8. Eleştirmen hâkim midir?
Tarih Değil Hatalar Tekerrür Ediyor.
“Bize geçmişteki deneyimlerin ve tarihin öğrettiği tek şey, halkların ve hükümetlerin tarihten ders almadıkları ve ondan çıkarılması gereken derslere göre hareket etmedikleridir.” Hegel (akt ve çev: Mevlüt Asar)
Bu en sık rollerin karıştırıldığı eleştirmenin işlevi ve görevi sorunlarından birisidir. Eleştirmenin kendini hâkim sanması aptallıktır, onun özenmesi gereken şey hâkimlik değil, tarihin mahkemesindeki bilirkişi raporunu hazırlayan insandır, hüneri varsa bu raporuna yansır, alınan karara değil. Ama genellikle ucuz-eleştirmenin sığ ve sahte iktidar yanılsaması, eleştirmenin kendisini hâkim sanmasına yol açar, bu da çoğu kere felaketle sonuçlanır.

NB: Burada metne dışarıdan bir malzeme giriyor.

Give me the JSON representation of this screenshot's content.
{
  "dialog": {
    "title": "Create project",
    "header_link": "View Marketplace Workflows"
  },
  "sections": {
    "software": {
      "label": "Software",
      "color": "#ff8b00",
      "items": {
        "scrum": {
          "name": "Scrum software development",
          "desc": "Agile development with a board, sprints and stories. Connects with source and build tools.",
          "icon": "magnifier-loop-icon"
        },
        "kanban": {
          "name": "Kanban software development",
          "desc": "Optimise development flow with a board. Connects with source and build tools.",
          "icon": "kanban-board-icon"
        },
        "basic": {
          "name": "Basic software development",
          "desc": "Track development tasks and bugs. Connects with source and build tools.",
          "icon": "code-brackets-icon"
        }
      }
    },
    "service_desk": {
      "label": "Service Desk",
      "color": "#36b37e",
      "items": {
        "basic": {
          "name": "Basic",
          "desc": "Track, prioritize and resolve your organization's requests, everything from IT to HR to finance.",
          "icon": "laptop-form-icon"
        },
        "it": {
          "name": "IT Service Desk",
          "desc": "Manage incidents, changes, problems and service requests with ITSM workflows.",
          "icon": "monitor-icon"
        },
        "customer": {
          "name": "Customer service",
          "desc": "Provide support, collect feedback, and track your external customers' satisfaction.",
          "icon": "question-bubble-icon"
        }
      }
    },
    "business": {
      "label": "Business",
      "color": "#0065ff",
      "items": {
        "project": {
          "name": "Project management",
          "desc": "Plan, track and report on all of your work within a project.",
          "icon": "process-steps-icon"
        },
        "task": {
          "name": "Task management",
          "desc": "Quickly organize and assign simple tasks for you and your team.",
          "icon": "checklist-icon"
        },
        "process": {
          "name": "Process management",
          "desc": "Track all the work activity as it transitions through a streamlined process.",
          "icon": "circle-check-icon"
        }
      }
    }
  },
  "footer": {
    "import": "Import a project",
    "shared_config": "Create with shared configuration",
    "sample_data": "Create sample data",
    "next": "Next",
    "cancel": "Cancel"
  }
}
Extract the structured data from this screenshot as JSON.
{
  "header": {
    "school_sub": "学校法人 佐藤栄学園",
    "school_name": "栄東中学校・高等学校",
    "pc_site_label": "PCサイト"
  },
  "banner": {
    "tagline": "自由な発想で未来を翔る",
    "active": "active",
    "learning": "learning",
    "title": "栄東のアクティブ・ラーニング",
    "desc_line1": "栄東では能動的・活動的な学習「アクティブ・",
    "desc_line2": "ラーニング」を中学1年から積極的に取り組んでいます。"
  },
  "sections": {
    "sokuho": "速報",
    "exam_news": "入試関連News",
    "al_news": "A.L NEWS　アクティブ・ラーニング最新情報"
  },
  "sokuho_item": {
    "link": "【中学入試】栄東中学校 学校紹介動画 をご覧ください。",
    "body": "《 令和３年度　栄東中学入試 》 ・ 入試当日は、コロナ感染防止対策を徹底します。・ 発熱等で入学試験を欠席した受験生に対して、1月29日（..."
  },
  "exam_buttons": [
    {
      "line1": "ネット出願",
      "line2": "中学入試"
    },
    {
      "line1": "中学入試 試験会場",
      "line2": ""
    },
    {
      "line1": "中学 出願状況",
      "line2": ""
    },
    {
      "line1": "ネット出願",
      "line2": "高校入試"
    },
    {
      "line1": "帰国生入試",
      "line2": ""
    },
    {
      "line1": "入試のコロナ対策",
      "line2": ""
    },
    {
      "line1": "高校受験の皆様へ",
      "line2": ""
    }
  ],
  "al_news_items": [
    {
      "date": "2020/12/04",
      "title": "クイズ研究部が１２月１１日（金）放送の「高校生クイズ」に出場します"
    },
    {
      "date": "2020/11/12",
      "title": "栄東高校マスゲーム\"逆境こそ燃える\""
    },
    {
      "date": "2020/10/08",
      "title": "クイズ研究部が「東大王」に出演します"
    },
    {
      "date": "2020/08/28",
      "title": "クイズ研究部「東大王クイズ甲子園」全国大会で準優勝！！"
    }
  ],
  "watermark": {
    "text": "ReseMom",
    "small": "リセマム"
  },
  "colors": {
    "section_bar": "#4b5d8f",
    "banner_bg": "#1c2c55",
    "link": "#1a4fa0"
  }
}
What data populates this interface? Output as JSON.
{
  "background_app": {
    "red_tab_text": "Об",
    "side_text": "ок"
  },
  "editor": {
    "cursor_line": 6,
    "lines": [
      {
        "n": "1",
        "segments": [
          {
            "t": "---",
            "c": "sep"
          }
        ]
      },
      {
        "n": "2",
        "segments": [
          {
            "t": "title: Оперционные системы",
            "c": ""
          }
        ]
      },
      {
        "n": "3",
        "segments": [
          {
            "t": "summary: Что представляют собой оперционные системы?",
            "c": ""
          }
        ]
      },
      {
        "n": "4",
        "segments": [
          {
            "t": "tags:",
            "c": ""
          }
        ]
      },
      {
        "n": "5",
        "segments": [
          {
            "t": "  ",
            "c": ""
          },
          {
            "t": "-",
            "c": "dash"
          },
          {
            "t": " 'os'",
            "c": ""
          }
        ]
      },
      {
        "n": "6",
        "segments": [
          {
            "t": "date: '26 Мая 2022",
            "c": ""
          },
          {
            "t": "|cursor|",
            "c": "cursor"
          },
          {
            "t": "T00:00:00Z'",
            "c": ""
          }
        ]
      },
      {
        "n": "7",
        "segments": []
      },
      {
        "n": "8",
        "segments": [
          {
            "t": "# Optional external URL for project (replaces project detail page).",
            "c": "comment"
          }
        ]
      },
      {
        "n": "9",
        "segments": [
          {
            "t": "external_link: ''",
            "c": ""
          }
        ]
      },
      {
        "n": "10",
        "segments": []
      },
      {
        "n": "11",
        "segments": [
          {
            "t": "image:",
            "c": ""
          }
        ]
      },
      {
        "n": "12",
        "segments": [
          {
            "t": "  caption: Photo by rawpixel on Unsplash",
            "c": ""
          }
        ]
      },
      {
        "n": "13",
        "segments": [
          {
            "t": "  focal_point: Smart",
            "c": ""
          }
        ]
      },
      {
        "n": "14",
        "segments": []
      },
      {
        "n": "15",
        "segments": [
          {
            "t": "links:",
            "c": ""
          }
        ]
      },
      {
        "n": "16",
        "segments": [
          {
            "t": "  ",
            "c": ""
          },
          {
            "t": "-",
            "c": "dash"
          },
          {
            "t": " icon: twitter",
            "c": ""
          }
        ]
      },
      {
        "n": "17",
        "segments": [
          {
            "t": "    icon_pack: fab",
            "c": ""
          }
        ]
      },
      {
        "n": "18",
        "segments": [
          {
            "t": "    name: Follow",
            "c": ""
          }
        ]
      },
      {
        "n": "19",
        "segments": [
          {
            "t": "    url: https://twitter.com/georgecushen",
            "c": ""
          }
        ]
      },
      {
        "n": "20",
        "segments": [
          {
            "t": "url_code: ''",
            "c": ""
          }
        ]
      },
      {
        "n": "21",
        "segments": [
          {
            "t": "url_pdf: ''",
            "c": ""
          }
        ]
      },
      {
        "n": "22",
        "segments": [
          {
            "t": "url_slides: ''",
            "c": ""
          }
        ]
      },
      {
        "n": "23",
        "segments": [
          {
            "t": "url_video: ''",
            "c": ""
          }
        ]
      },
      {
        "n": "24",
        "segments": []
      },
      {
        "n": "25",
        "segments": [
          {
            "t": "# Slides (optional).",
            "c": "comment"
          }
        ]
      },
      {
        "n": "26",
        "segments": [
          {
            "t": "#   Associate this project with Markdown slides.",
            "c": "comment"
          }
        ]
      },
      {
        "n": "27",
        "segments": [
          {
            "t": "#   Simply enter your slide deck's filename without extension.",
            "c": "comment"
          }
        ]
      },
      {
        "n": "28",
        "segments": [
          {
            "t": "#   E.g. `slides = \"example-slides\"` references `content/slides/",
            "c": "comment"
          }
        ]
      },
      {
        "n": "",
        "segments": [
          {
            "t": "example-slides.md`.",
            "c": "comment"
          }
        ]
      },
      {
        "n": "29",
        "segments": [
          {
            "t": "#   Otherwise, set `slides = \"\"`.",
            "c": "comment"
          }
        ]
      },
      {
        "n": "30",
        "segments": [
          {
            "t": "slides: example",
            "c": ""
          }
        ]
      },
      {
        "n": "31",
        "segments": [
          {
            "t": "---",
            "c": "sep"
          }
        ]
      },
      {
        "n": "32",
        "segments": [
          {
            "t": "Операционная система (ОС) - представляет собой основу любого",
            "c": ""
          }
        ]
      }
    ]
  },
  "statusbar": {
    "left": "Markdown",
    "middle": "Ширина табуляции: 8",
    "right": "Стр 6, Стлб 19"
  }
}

Eleştirmenin birinci görevi ve en büyük hüneri nerede çıkar? Sanatçıların çoğu kere yapamayacakları, hatta yapma girişimlerinin komik ve yanılsamalı sonuçlar çıkardığı yerde, yani sanat felsefesinde ve bir düşüncenin, bir akımın en çok yapması gereken yerde, yani dünya ile sanat eseri arasındaki dolayımlanma ilişkisinin kurulmasında, dünyanın ve sanat eserinin birbiriyle ilişkili hale getirilmesi sürecinde.
Hal böyleyken eleştirinin işlevsiz ve görevi kötüye kullanan insan olarak sunulması, akıl fikir düşmanlığından başka bir şey değildir.
Peki, sanat felsefesi ve dünya ile sanat eserinin ilişkilendirilmesi nasıl olacak? Eleştirmen bir düşünüre dönüşürse ve dünyayı yorumlama sürecinde akıl oyunlarında mahirleşip, insan ilişkilerinde vicdanlı hale gelerek yapılabilir. Eleştirmen toplum bilimi ile eleştirel aklın kesiştiği yerde beslenir, büyür ve kendini bulur.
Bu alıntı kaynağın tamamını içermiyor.